Este mundo, que transforma os investigadores em docentes, relega a actividade de produção científica para 1.º e 2.º plano ao mesmo tempo. Fica em 2.º plano porque existe a docência, que ocupa largas horas, desde a preparação de aulas, conceptualização de termos e intensas pesquisas bibliográficas; em 1.º plano, por causa dos concursos de progressão e ingressão na carreira, através de uma autêntica “corrida” ao currículo extenso, numa febre de publicações científicas que, muitas vezes, não trazem nada de novo, mas uma repetição do já descoberto, mascarado em tendências e modas turísticas e económicas.

Neste campo, ocorre um autêntico desnível entre as ciências de progressão longa, como a Geomorfologia, a Física, a Estratigrafia, entre outras, e as ciências de progressão rápida, como as Humanidades. Nas primeiras, a observação, recolha de dados, entre outros, demora muito tempo. Nas Humanidades, muitas vezes, estão à distância de um inquérito, que serve de base a muitos artigos. Tal facto, de uma maneira geral, torna muito mais difícil ingressar no mundo universitário destas ciências que, se não se “aliarem” às Humanidades (como acontece no caso do Turismo), por exemplo, tornam impossível a recolha de financiamentos em projectos de tamanha relevância ao panorama nacional e internacional.

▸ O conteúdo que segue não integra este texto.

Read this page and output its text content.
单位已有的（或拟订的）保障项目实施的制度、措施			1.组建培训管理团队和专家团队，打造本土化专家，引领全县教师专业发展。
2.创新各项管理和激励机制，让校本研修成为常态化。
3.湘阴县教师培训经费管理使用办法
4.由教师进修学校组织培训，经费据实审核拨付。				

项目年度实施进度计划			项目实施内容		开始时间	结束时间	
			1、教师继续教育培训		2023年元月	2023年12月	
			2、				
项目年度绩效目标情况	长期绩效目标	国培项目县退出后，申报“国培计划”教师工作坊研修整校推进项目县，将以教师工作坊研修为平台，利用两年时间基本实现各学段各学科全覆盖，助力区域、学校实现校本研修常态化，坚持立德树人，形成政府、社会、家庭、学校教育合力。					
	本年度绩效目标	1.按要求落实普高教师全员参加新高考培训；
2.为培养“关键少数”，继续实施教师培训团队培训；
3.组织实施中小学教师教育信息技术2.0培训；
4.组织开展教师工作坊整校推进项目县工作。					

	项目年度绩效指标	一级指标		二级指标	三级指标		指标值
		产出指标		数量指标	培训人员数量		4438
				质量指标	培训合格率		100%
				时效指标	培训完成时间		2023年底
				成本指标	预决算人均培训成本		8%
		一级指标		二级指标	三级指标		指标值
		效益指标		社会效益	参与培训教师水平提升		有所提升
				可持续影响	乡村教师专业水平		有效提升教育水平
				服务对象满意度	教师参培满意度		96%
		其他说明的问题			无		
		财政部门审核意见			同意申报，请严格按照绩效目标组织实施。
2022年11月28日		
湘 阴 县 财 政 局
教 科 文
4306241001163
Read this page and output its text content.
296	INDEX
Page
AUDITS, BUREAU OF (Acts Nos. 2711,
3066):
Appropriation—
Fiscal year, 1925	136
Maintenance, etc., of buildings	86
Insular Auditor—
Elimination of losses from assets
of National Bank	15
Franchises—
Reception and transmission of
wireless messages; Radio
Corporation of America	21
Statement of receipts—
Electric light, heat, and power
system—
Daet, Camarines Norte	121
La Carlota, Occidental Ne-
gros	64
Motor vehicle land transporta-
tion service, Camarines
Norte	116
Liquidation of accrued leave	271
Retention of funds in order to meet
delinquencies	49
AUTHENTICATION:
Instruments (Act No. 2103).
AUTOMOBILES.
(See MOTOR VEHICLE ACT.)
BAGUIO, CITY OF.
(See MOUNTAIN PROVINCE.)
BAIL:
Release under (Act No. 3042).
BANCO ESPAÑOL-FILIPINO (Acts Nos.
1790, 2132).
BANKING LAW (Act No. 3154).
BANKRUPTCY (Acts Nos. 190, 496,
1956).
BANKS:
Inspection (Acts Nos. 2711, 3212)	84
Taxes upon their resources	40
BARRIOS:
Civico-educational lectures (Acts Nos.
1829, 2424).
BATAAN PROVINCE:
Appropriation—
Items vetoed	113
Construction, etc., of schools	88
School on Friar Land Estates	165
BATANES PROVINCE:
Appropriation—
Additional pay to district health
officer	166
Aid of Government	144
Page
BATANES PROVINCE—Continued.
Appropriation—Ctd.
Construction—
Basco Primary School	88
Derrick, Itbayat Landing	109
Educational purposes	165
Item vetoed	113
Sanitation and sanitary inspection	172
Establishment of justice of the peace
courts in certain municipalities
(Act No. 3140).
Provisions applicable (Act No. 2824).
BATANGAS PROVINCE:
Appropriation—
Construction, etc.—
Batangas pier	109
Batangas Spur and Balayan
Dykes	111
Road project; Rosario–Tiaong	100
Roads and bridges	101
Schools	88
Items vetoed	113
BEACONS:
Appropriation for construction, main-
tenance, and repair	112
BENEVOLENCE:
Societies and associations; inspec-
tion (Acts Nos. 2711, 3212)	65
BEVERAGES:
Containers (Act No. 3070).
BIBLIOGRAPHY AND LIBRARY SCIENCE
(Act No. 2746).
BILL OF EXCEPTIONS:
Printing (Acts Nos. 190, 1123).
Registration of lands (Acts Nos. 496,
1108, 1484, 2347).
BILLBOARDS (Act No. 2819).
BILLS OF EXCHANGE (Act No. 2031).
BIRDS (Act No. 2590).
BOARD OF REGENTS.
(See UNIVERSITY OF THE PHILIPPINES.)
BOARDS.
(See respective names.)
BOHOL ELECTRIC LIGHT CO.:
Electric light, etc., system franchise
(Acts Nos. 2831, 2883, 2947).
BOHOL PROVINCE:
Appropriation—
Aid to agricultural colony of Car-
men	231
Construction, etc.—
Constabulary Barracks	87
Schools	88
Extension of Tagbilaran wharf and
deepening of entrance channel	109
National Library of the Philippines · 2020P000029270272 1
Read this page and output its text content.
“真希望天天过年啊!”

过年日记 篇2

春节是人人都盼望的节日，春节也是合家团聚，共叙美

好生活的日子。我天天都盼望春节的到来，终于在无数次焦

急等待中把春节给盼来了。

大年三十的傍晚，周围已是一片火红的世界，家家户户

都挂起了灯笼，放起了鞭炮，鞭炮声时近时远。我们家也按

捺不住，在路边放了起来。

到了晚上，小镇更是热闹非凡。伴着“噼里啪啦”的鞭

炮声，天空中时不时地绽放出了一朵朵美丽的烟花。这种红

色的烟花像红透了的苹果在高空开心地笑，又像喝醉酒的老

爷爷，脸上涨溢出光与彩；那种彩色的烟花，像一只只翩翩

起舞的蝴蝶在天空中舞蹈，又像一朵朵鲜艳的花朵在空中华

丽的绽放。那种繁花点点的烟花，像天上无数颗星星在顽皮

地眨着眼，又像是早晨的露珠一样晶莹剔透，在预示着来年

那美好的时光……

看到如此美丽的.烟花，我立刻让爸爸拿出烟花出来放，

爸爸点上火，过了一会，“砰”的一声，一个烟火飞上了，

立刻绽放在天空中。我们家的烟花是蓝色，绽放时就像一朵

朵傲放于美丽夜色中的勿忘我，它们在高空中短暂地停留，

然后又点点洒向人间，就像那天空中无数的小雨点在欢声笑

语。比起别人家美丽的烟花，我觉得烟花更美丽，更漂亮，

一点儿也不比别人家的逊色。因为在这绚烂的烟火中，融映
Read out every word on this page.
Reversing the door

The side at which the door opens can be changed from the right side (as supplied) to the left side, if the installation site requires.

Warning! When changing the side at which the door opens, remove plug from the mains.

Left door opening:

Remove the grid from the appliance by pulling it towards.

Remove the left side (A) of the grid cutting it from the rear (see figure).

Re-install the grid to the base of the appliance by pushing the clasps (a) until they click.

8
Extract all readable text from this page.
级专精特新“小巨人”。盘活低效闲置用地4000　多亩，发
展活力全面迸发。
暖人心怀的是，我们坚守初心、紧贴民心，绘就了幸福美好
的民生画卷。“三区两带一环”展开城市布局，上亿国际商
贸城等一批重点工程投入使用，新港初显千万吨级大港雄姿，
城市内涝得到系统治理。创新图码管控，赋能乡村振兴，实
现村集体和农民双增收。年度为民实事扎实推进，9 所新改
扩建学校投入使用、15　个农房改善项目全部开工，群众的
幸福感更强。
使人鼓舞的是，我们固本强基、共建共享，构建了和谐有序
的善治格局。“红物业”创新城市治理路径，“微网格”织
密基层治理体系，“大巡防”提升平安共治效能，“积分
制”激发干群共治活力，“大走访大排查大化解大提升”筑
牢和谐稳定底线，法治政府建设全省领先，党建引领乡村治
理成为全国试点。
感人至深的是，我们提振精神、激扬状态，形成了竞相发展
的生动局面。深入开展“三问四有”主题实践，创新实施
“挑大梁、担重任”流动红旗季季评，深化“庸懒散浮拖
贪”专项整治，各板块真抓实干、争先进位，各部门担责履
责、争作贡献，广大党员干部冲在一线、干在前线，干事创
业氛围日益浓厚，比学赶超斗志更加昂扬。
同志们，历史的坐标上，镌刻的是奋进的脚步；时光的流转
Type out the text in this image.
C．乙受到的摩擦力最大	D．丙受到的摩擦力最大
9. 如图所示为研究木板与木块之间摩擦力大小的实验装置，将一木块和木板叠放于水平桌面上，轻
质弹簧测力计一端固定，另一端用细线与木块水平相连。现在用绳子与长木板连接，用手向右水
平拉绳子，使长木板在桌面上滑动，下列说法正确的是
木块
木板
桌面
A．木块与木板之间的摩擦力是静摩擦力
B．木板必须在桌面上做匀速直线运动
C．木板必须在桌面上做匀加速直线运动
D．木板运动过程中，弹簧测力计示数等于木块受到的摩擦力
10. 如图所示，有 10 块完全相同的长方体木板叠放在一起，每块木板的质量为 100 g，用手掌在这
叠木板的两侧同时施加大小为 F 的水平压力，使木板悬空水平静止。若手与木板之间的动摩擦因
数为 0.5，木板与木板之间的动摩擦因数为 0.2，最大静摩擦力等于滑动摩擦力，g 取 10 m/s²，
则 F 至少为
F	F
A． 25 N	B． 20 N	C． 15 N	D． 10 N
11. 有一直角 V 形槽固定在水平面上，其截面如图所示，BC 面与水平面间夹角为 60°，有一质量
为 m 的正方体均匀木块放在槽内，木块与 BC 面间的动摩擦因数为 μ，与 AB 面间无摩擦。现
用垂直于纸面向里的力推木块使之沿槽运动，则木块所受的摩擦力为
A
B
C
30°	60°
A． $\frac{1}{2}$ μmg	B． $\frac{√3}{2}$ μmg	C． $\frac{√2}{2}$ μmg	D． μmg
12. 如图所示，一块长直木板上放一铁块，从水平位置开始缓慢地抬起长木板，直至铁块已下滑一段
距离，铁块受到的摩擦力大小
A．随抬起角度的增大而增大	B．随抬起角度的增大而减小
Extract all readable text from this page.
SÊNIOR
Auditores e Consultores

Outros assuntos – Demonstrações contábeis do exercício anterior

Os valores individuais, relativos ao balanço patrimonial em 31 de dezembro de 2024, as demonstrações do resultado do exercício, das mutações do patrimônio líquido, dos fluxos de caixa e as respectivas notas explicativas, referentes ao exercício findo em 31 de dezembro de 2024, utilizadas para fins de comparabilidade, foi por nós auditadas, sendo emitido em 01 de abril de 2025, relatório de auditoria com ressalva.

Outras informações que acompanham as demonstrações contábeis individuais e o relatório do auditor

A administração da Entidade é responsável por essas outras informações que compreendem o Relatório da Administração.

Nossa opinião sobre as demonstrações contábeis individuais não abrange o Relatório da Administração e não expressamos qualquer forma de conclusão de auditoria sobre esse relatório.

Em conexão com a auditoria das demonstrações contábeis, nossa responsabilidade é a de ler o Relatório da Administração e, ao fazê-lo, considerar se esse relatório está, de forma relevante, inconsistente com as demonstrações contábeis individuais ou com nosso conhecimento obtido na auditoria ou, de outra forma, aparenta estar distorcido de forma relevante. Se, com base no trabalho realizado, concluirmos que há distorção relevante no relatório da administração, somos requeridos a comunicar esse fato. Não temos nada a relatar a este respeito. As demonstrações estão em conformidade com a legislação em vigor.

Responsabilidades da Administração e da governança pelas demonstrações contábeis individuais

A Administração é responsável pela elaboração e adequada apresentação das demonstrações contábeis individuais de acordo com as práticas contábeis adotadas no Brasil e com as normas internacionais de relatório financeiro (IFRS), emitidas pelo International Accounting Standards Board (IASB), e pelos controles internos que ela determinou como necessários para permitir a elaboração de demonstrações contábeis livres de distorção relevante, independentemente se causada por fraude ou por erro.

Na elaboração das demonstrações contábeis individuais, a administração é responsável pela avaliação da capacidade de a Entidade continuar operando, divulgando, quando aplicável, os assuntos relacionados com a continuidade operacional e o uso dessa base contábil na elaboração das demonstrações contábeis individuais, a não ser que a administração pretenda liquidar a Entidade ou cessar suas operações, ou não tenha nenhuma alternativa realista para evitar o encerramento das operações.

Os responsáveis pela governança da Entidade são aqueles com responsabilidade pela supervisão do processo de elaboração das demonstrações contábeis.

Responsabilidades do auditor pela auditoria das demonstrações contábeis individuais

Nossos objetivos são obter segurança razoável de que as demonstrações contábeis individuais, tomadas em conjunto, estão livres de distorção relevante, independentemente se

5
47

Investir na educação é fundamental, mas na ciência é essencial. Ao educar, é preciso compreender o que há para poder capacitar os professores. E, apesar de acontecer em Portugal, a investigação e a docência não podem ser exercidas em plenitude quando combinadas. É preciso haver uma separação dos campos, permitindo a sua confluência através dos centros de investigação. Aos docentes, a educação; aos investigadores, a investigação, precavendo corridas desnecessárias e vocações perdidas ou mal direccionadas, por competições das ditas “capelas” universitárias.